Judge says Newsom is OK to brand recall 'Republican'

IRVINE, CA - JULY 31: Carl DeMaio of Reform California speaks to hundreds of supporters as they attend a pro-recall rally at an Irvine hotel on Saturday, July 31, 2021, for the upcoming California Gubernatorial Recall Election against Governor Gavin

California Gov. Gavin Newsom can refer to the recall against him as a Republican effort in the state’s official voter guide, a judge said in a tentative ruling released Wednesday.

Sacramento Superior Court Judge Laurie M. Earl issued her tentative ruling hours before the parties were set to appear in court for a hearing. Republicans who led the effort to place the recall on the ballot filed a lawsuit to block him from labeling the contest a "Republican recall" in the guide, saying it was false and misleading because the recall is supported by people from various political parties.

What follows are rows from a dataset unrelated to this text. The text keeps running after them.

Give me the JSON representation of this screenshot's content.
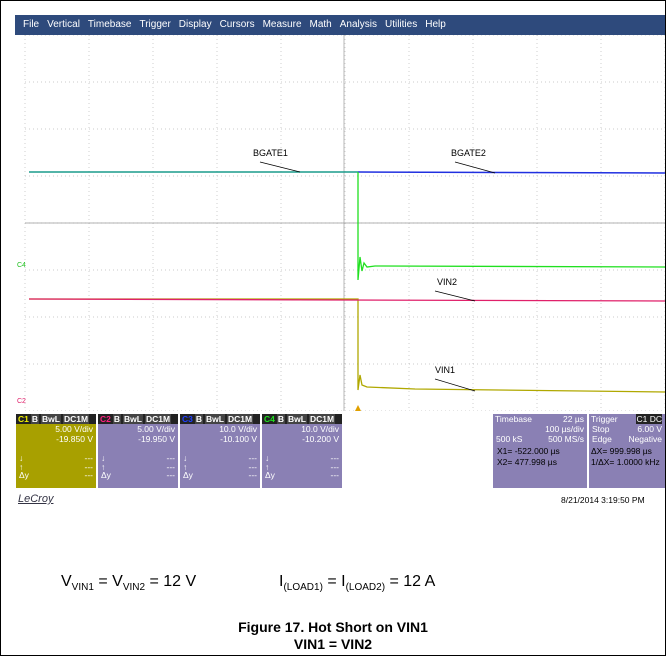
{
  "menu": [
    "File",
    "Vertical",
    "Timebase",
    "Trigger",
    "Display",
    "Cursors",
    "Measure",
    "Math",
    "Analysis",
    "Utilities",
    "Help"
  ],
  "trace_labels": [
    "BGATE1",
    "BGATE2",
    "VIN2",
    "VIN1"
  ],
  "side_markers": [
    "C4",
    "C2"
  ],
  "channels": [
    {
      "name": "C1",
      "flags": [
        "B",
        "BwL",
        "DC1M"
      ],
      "scale": "5.00 V/div",
      "offset": "-19.850 V",
      "color": "#f0f000",
      "bg": "#a8a000",
      "stats": [
        [
          "↓",
          "---"
        ],
        [
          "↑",
          "---"
        ],
        [
          "Δy",
          "---"
        ]
      ]
    },
    {
      "name": "C2",
      "flags": [
        "B",
        "BwL",
        "DC1M"
      ],
      "scale": "5.00 V/div",
      "offset": "-19.950 V",
      "color": "#ff2080",
      "bg": "#8a80b4",
      "stats": [
        [
          "↓",
          "---"
        ],
        [
          "↑",
          "---"
        ],
        [
          "Δy",
          "---"
        ]
      ]
    },
    {
      "name": "C3",
      "flags": [
        "B",
        "BwL",
        "DC1M"
      ],
      "scale": "10.0 V/div",
      "offset": "-10.100 V",
      "color": "#2040ff",
      "bg": "#8a80b4",
      "stats": [
        [
          "↓",
          "---"
        ],
        [
          "↑",
          "---"
        ],
        [
          "Δy",
          "---"
        ]
      ]
    },
    {
      "name": "C4",
      "flags": [
        "B",
        "BwL",
        "DC1M"
      ],
      "scale": "10.0 V/div",
      "offset": "-10.200 V",
      "color": "#20e020",
      "bg": "#8a80b4",
      "stats": [
        [
          "↓",
          "---"
        ],
        [
          "↑",
          "---"
        ],
        [
          "Δy",
          "---"
        ]
      ]
    }
  ],
  "timebase": {
    "title": "Timebase",
    "delay": "22 µs",
    "scale": "100 µs/div",
    "samples": "500 kS",
    "rate": "500 MS/s"
  },
  "trigger": {
    "title": "Trigger",
    "source": "C1 DC",
    "mode": "Stop",
    "level": "6.00 V",
    "type": "Edge",
    "slope": "Negative"
  },
  "cursors": {
    "x1": "X1= -522.000 µs",
    "dx": "ΔX= 999.998 µs",
    "x2": "X2= 477.998 µs",
    "inv": "1/ΔX= 1.0000 kHz"
  },
  "brand": "LeCroy",
  "timestamp": "8/21/2014 3:19:50 PM",
  "equations": {
    "left": {
      "a": "V",
      "a_sub": "VIN1",
      "b": " = V",
      "b_sub": "VIN2",
      "c": " = 12 V"
    },
    "right": {
      "a": "I",
      "a_sub": "(LOAD1)",
      "b": " = I",
      "b_sub": "(LOAD2)",
      "c": " = 12 A"
    }
  },
  "caption": [
    "Figure 17. Hot Short on VIN1",
    "VIN1 = VIN2"
  ]
}
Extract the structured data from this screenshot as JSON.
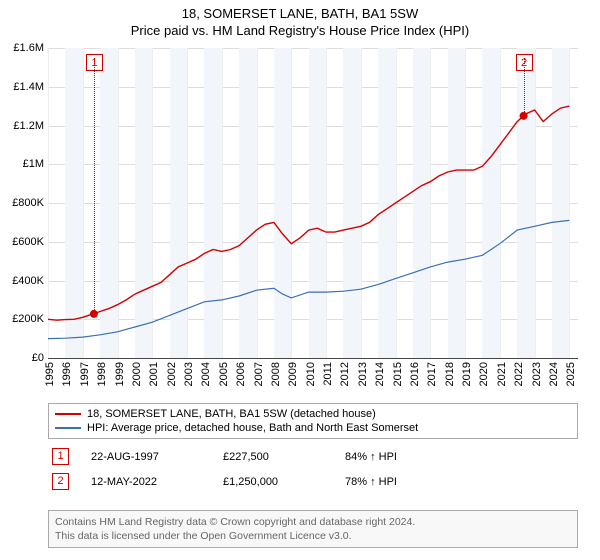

The tentative ruling does not immediately take effect. Typically, the parties are given an opportunity in court before a judge issues a final ruling.

But her tentative ruling is likely to mark a win for Newsom, a Democrat who has sought to brand the recall as a power grab driven by Republican extremist. In television ads, he’s linked the recall to the storming of the Capitol on Jan. 6 and efforts in Republican-led states to overturn results from the 2020 presidential election. The recall was placed on the ballot through a legal process.

Newsom and Orrin Heatlie, one of the activists who filed the suit, were each allowed to write 500 word arguments in support of and against the recall, which will appear in the voter guide that goes out to registered voters this month. Voters will start receiving ballots in the mail in mid-August; the last day to vote is Sept. 14.

Earl wrote that Heatlie's suit failed to prove that Newsom's branding of the effort as Republican was outright false or objectively untrue, rather than typical comments expected in political debate. The suit argued the recall was falsely labeled Republican because nearly half of the 46 candidates vying to replace Newsom are from other parties. Heatlie's suit also provided declarations from five people who signed the petition who say they are not Republicans.

"The Court has no doubt that not all recall supporters are Republicans," Earl wrote. "But the challenged arguments do not state or imply that they are."

Newsom's statements in the voter guide include labeling the recall "an attempt by national Republicans and Trump supporters to force an election and grab power in California" and says the recall backers are "abusing our recall laws in order to gain power and advance their partisan agenda."

Newsom lost an earlier court case to get his party affiliation as Democratic next to his name on the ballot. His campaign had failed to file the paperwork in time. But he refers to himself as the Democratic governor in his voter guide argument.

If more than half of voters say "yes" to recalling Newsom, he'll be forced to leave office more than a year before his first term ends. Then, the replacement candidate with the highest number of votes would become governor.